Run like the Wind

Solo record by Italian player Fabio Orsi is Sterminato Piano (BACKWARDS BW35) …we don’t seem to have heard from this electronica guy since 2009, when we got a copy of Find Electronica on the label A Silent Place. That same label owner also ran SmallVoices, and is now I think running Backwards in Apulia, and he expends a para or two of fulsome praise for his old companion Fabio; it seems Fabio Orsi has been sojourning in Berlin for about eight years, but recently returned to Puglia where he now feels able to preach the gospel of “patterns, sequence and dancefloor beats”.

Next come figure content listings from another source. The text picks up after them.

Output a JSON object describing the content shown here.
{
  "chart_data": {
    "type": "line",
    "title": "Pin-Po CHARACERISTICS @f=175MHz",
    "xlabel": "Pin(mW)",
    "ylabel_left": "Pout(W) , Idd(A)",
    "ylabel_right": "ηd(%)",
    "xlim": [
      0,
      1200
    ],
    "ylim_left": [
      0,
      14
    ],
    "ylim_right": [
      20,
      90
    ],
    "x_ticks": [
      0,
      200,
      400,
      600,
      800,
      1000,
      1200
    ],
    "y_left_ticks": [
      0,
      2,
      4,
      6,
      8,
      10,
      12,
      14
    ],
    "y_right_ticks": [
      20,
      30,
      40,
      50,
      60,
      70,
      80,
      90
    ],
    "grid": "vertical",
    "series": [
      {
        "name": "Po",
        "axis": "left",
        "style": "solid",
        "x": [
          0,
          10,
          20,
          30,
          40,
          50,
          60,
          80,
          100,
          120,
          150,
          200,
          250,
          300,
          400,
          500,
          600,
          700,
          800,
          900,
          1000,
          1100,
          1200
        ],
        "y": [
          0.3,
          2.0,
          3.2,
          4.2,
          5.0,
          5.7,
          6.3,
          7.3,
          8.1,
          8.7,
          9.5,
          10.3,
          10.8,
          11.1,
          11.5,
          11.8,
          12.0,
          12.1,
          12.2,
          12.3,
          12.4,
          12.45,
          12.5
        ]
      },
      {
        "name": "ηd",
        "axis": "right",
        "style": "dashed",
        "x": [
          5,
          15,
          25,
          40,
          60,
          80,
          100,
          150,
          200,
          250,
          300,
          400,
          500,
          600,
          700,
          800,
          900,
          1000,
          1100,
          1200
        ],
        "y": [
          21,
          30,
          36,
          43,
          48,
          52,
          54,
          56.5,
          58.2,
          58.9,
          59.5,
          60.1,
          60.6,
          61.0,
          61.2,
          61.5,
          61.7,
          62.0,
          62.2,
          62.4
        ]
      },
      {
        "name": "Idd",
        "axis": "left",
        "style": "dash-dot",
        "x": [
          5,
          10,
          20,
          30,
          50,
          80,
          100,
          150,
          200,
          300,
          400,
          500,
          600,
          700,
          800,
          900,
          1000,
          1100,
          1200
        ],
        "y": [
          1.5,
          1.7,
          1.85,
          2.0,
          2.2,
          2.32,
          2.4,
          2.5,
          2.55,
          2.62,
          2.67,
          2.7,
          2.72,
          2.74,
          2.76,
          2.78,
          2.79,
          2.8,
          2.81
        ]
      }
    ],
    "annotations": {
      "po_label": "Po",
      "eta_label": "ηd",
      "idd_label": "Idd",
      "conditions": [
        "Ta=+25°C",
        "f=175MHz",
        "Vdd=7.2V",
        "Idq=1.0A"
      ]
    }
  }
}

The first side of Sterminato Piano didn’t do a lot for me, feeling like technically-proficient background music with no rough edges, but I found the flip ‘Sopra La Terra’ has a bit more sinew to its mandibles…it’s one of those combinations of beats and sequencer patterns that endeavours to create the feeling of a man in light footwear running endlessly through the city, probably fleeing some masked enemy who is hot on his shins. There’s that kind of quasi-sinister mood which could almost be lifted from any given Italian soundtrack album of the 1980s, especially a generic spy thriller with lots of car chases and shotguns. Orsi’s penchant for repeated phrases and limited tonal range made me wonder if there was a minimalist sensibility I’d overlooked before, so I went back to give ‘Ami Il Vento’ on the A side another spin. This time it felt a bit more encouraging, like a ride on a monorail through a futuristic city.

If you want to increase the sense of getting somewhere in life, this might be the album to play in the car stereo, except it’s only released on vinyl, and it’s doubtful if people still play CDs in cars. From 21st December 2018.